Socialite Anna Shay Asks $16 Million for Landmark Sunset Boulevard Mansion With Mob Ties

Real Estate

“It was a great big elephant of a place, the kind crazy movie people built in the crazy 20s,” William Holden as Joe Gillis narrates In the 1950 epic “Sunset Boulevard.”

Gillis wasn’t talking about this particular mansion, but he may as well have been. Originally built in 1926, the rambling Spanish Revival compound sits on a high knoll right atop the best section of Sunset Boulevard in prime Beverly Hills, lording over the peasants passing by far below. The nearly 9,000-square-foot house is chock-full of a treasure trove’s worth of original details — mosaic tilework, an irreplaceable front door, hand-stenciled ceilings. The foyer alone must be seen to be believed, and each room gives new meaning to the “if these walls could talk,” cliché.

Still, despite what the house would have you believe, the place has been dragged — kicking and screaming, no doubt — into the modern era.
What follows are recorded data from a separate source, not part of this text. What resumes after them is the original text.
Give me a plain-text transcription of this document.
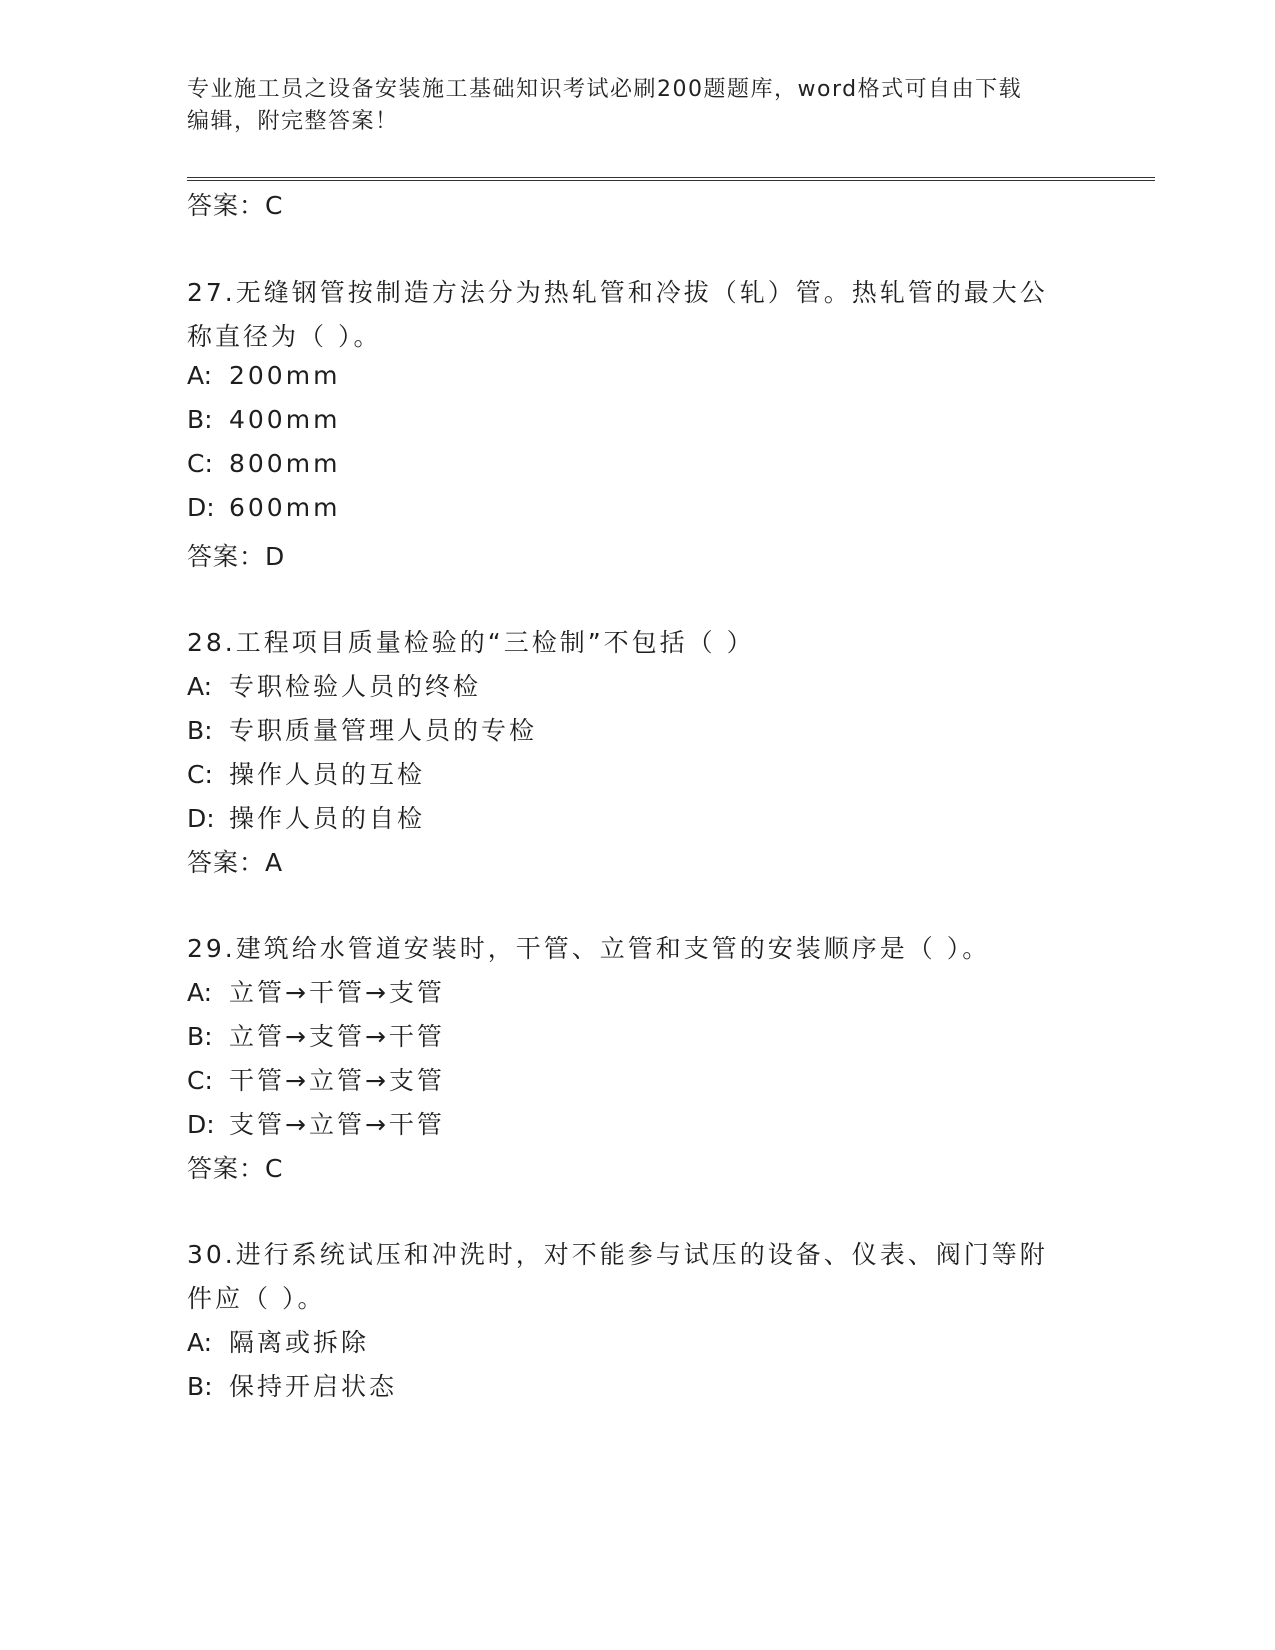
专业施工员之设备安装施工基础知识考试必刷200题题库，word格式可自由下载
编辑，附完整答案！
答案：C
27.无缝钢管按制造方法分为热轧管和冷拔（轧）管。热轧管的最大公
称直径为（ ）。
A: 200mm
B: 400mm
C: 800mm
D: 600mm
答案：D
28.工程项目质量检验的“三检制”不包括（ ）
A: 专职检验人员的终检
B: 专职质量管理人员的专检
C: 操作人员的互检
D: 操作人员的自检
答案：A
29.建筑给水管道安装时，干管、立管和支管的安装顺序是（ ）。
A: 立管→干管→支管
B: 立管→支管→干管
C: 干管→立管→支管
D: 支管→立管→干管
答案：C
30.进行系统试压和冲洗时，对不能参与试压的设备、仪表、阀门等附
件应（ ）。
A: 隔离或拆除
B: 保持开启状态
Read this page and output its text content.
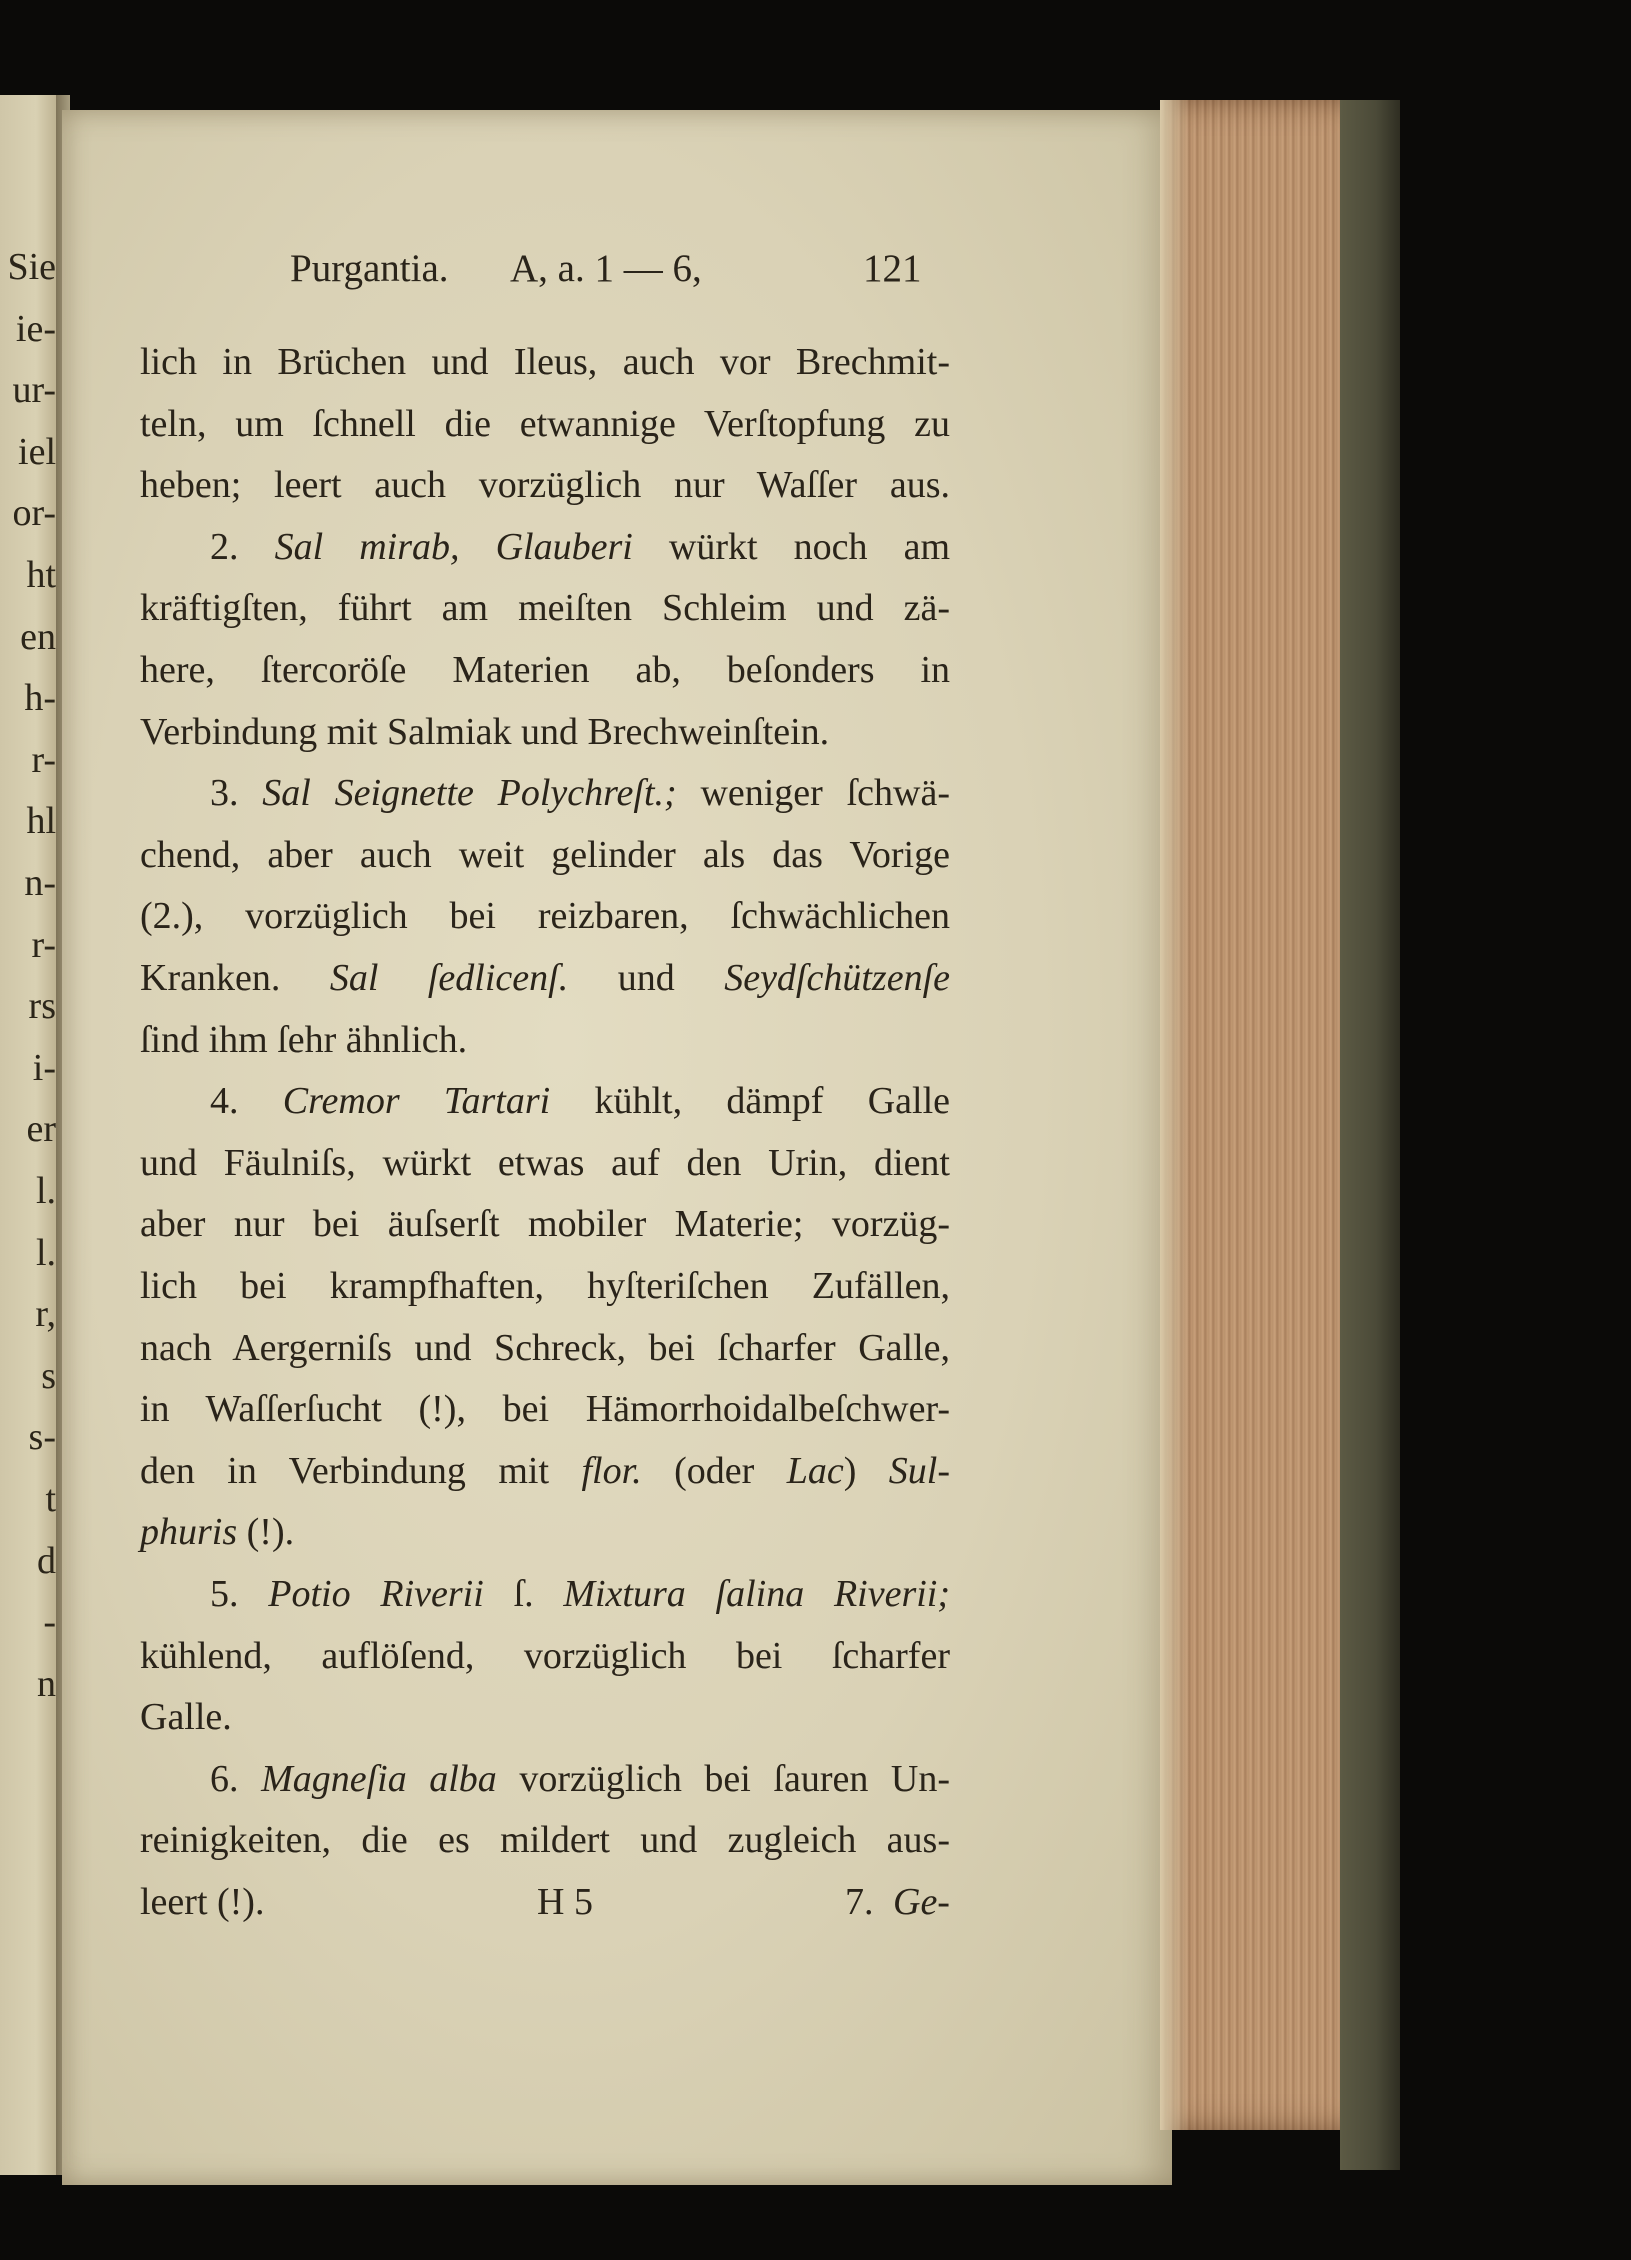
Sie
ie-
ur-
iel
or-
ht
en
h-
r-
hl
n-
r-
rs
i-
er
l.
l.
r,
s
s-
t
d
-
n
Purgantia. A, a. 1 — 6,	121
lich in Brüchen und Ileus, auch vor Brechmit-
teln, um ſchnell die etwannige Verſtopfung zu
heben; leert auch vorzüglich nur Waſſer aus.
2. Sal mirab, Glauberi würkt noch am
kräftigſten, führt am meiſten Schleim und zä-
here, ſtercoröſe Materien ab, beſonders in
Verbindung mit Salmiak und Brechweinſtein.
3. Sal Seignette Polychreſt.; weniger ſchwä-
chend, aber auch weit gelinder als das Vorige
(2.), vorzüglich bei reizbaren, ſchwächlichen
Kranken. Sal ſedlicenſ. und Seydſchützenſe
ſind ihm ſehr ähnlich.
4. Cremor Tartari kühlt, dämpf Galle
und Fäulniſs, würkt etwas auf den Urin, dient
aber nur bei äuſserſt mobiler Materie; vorzüg-
lich bei krampfhaften, hyſteriſchen Zufällen,
nach Aergerniſs und Schreck, bei ſcharfer Galle,
in Waſſerſucht (!), bei Hämorrhoidalbeſchwer-
den in Verbindung mit flor. (oder Lac) Sul-
phuris (!).
5. Potio Riverii ſ. Mixtura ſalina Riverii;
kühlend, auflöſend, vorzüglich bei ſcharfer
Galle.
6. Magneſia alba vorzüglich bei ſauren Un-
reinigkeiten, die es mildert und zugleich aus-
leert (!).	H 5	7. Ge-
Out front, parked under the arched porte-cochère, there’s a white Lamborghini. That belongs to Anna Shay, owner of the mansion and an heiress to a fortune worth many hundreds of millions of dollars. Shay bought the house nine years ago, in slower economic times, for $9.4 million and is now ready to explore new realty ventures, listing the Sunset Boulevard property with a hefty but perhaps not unreasonable $16 million pricetag.

Whoever buys the estate will inherit a century’s worth of memories and Old Hollywood drama — urban legend says Shirley Temple lived in the house during 1936, when she was eight years old. Years later, during the 1940s and ’50s, the place was owned by Italian mobster Tony Milano, the Cleveland and L.A.-based mafia boss who controlled a vast network of nefarious business activity hidden behind the veneer of a respectable food production enterprise. Allegedly, of course.

Shay herself has elected to keep most of the mansion’s original features intact, though there are modern touches here and there — a white farmhouse-style sink and commercial-grade stainless appliances in the massive kitchen, new electronic driveway gates, and a sophisticated security system with cameras and other assorted surveillance technology.

The sprawling 1.14-acre property additionally contains park-like grounds with mature palm tres, rolling lawns, fountains original to the property, a four-car garage, substantial motorcourt, a paddle tennis court, swimming pool, and separate guest quarters. And in the main mansion’s basement is a so-called vault — also original to the property — where Shay’s only child Kenny Kemp, a self-described “passionate stoner,” stores his million-dollar collection of designer bongs. Call it the dank cellar, if you will.

As the only daughter of the late billionaire entrepreneur Edward Shay and his Japanese-American wife Ai-San, Shay was born into vast wealth. Her father founded Pacific Architects and Engineers (PAE), the contractor of defense services that specialized, at least partially, in top-secret work for the United Nations and U.S. government. In 2006, Anna Shay and her younger brother Allen sold PAE to Lockheed Martin in an all-cash, $1.2 billion deal.

Last year, Shay paid Dr. Phil’s son Jordan McGraw $5 million for a wildly decorated but smaller and more manageable mansion tucked into the mountains above Beverly Hills, so it’s not surprising that her iconic Sunset Boulevard home is now finally ready for its close-up, as Norma Desmond would say.

Stephen Sigoloff of Compass holds the listing.